The Wall Street Journal had an interesting article highlighting just how much banks have cut back on lending (Lending Falls at Epic Pace, Feb 24). It started with this eye-catching chart:
So the past year has seen a dramatic drop in the number of loans banks are willing to write. This measure is in some ways a little crude. It is lumping together consumer loans for used cars with lines of credit for businesses. The latter is what I am interested in. As the Journal notes, this is hitting some small businesses hard. A related story in the Toronto Globe and Mail (Small companies, big squeeze, Feb 15), notes that there is a growing split between big and small firms when it comes to access to credit to fund operations:
As the U.S. tries to navigate its way out of the worst recession in decades, companies see two very different economies, depending on their size. Large, established businesses can borrow money from investors through the corporate bond market, which has come roaring back to life after shuddering to a halt during the financial crisis. Small firms, by contrast, aren’t so lucky: They don’t have the option of bypassing banks, which remain wary of lending.
That dichotomy is becoming increasingly central to the fledgling economic rebound. Traditionally, small businesses have provided an outsized proportion of new jobs as the U.S. economy emerges from recession. But without access to capital, it will be difficult for them to play that role.
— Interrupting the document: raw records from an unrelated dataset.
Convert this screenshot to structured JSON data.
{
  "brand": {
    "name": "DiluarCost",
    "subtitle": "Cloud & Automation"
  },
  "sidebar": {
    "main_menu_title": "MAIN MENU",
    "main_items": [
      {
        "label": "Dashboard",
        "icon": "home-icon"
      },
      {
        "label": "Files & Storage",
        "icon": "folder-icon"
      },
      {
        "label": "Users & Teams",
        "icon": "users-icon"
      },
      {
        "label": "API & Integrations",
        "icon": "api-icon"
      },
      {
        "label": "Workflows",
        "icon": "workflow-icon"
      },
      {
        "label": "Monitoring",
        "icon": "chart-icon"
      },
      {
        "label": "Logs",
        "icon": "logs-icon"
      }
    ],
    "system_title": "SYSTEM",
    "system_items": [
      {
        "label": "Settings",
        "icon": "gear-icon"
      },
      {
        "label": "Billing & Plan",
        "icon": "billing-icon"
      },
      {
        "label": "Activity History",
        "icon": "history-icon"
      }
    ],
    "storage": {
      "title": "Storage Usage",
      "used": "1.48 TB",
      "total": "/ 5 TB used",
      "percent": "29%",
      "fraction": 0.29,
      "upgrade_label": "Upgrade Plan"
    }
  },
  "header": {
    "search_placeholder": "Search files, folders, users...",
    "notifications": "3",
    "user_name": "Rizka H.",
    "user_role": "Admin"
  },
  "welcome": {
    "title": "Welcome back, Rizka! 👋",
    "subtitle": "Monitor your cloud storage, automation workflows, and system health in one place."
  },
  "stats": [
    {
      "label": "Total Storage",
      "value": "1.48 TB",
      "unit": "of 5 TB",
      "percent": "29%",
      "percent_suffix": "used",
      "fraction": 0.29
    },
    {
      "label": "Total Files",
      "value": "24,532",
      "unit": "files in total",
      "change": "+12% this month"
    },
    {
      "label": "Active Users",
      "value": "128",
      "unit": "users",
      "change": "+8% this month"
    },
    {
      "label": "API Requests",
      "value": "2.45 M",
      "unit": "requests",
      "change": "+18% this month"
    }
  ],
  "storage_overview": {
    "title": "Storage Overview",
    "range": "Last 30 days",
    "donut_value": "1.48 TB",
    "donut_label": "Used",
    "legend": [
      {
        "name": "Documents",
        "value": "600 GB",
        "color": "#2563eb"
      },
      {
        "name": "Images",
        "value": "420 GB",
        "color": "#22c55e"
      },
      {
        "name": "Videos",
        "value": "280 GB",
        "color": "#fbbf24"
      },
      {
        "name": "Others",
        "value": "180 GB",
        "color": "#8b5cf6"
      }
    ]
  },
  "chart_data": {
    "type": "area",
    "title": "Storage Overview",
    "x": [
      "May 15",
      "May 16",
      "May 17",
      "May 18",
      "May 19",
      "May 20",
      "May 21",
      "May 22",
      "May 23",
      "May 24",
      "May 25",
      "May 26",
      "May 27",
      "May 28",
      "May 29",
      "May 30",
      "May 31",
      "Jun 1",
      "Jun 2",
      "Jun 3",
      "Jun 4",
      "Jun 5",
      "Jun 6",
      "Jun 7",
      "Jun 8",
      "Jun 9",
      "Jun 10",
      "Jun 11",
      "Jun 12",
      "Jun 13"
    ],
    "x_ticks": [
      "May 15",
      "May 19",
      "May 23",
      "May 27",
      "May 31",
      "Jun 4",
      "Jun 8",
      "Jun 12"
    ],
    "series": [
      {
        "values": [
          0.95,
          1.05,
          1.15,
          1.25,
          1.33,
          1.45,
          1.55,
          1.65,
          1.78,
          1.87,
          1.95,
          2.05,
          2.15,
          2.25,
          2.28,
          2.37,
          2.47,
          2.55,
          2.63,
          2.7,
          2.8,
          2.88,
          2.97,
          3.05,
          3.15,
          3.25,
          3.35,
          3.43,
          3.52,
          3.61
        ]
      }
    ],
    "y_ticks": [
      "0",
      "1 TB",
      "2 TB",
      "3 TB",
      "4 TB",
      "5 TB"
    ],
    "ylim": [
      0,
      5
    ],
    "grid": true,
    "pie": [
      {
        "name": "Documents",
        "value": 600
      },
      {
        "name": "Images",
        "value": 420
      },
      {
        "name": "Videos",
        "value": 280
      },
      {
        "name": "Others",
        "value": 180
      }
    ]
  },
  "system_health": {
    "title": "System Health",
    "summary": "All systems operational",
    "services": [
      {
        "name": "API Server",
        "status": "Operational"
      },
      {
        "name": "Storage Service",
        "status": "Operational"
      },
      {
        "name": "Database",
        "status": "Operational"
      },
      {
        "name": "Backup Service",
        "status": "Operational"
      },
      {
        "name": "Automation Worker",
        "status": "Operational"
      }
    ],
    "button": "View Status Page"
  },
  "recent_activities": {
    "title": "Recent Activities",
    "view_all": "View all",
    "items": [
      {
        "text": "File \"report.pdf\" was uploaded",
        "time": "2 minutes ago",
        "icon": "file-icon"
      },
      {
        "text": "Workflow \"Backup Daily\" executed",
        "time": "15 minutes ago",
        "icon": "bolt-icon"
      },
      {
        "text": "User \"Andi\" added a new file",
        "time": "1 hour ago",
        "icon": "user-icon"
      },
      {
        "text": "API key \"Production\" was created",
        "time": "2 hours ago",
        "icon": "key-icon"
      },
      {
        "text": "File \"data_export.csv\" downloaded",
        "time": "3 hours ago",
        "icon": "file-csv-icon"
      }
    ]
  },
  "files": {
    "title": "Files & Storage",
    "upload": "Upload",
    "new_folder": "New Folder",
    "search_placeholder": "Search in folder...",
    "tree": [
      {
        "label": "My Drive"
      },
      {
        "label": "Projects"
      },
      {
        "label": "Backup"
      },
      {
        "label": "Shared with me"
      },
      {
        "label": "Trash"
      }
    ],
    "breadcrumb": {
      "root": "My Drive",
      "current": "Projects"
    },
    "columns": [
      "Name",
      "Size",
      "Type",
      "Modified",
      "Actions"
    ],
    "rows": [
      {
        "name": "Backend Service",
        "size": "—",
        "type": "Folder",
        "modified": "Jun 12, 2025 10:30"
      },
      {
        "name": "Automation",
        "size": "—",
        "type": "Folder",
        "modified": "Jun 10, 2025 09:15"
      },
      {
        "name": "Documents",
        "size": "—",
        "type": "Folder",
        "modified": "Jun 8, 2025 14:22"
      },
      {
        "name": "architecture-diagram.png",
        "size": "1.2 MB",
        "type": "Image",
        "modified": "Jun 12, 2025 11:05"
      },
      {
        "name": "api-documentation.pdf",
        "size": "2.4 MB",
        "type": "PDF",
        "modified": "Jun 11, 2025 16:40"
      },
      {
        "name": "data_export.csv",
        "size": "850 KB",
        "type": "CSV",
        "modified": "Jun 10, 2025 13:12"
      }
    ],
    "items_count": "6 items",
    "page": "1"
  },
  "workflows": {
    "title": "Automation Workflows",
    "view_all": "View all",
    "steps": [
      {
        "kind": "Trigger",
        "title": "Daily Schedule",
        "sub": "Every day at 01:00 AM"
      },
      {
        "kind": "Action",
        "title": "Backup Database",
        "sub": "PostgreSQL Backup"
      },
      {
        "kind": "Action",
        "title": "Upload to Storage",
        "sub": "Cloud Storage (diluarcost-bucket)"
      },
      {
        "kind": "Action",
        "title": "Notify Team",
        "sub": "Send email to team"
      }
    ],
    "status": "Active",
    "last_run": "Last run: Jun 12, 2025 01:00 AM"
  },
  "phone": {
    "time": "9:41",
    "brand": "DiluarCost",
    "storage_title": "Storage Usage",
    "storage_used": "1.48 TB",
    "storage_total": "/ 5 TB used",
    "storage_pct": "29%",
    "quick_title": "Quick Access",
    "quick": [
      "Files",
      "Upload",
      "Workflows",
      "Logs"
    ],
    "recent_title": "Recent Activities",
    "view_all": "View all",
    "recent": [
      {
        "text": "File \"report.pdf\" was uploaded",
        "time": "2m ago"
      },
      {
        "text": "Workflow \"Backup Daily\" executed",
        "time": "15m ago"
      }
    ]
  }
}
So it is hard to be a small firm — that has almost always been the case. But this highlights the ongoing challenges of businesses coming out of the recession. Financing is now not just a consideration in making operating decisions but is really becoming a limiting factor. (We have written on this a few times before.) There are, of course, other ways to get money than just the local bank. The Globe & Mail notes that more businesses are turning to “alternative lenders:”
While such financing is considerably more expensive than a bank loan, it can be a lifeline, since it allows small businesses to borrow against their accounts receivable.Mitch Jacobs, chief executive officer of On Deck Capital, a New York-based alternative lender to small businesses, says that his discussions with banks indicate that they’re declining about two-thirds of the loan applications from such firms.
“They [small businesses] are facing an exacerbated version of the historical challenge of accessing credit for ongoing operations,” Mr. Jacobs says.
That opens up space for his company, which has served about 2,000 customers since it began lending two years ago. Typically his clients are businesses with annual revenues of less than $3-million, which have tried – and failed – to secure a bank loan. Often, says Mr. Jacobs, their businesses remain healthy but their personal credit scores have suffered, which can disqualify them from consideration by a bank.
(See also this New York Time article.) In these alternative lending arrangements, loans are often secured with accounts receivable or inventories. I have seen some attempts by OM researchers to try to model how these loan covenants interact with operating decisions (e.g., stocking levels). I have to admit that these modeling efforts haven’t always been satisfactory. But it is an interesting question to understand how the tighter integration of operating and financing decisions play out.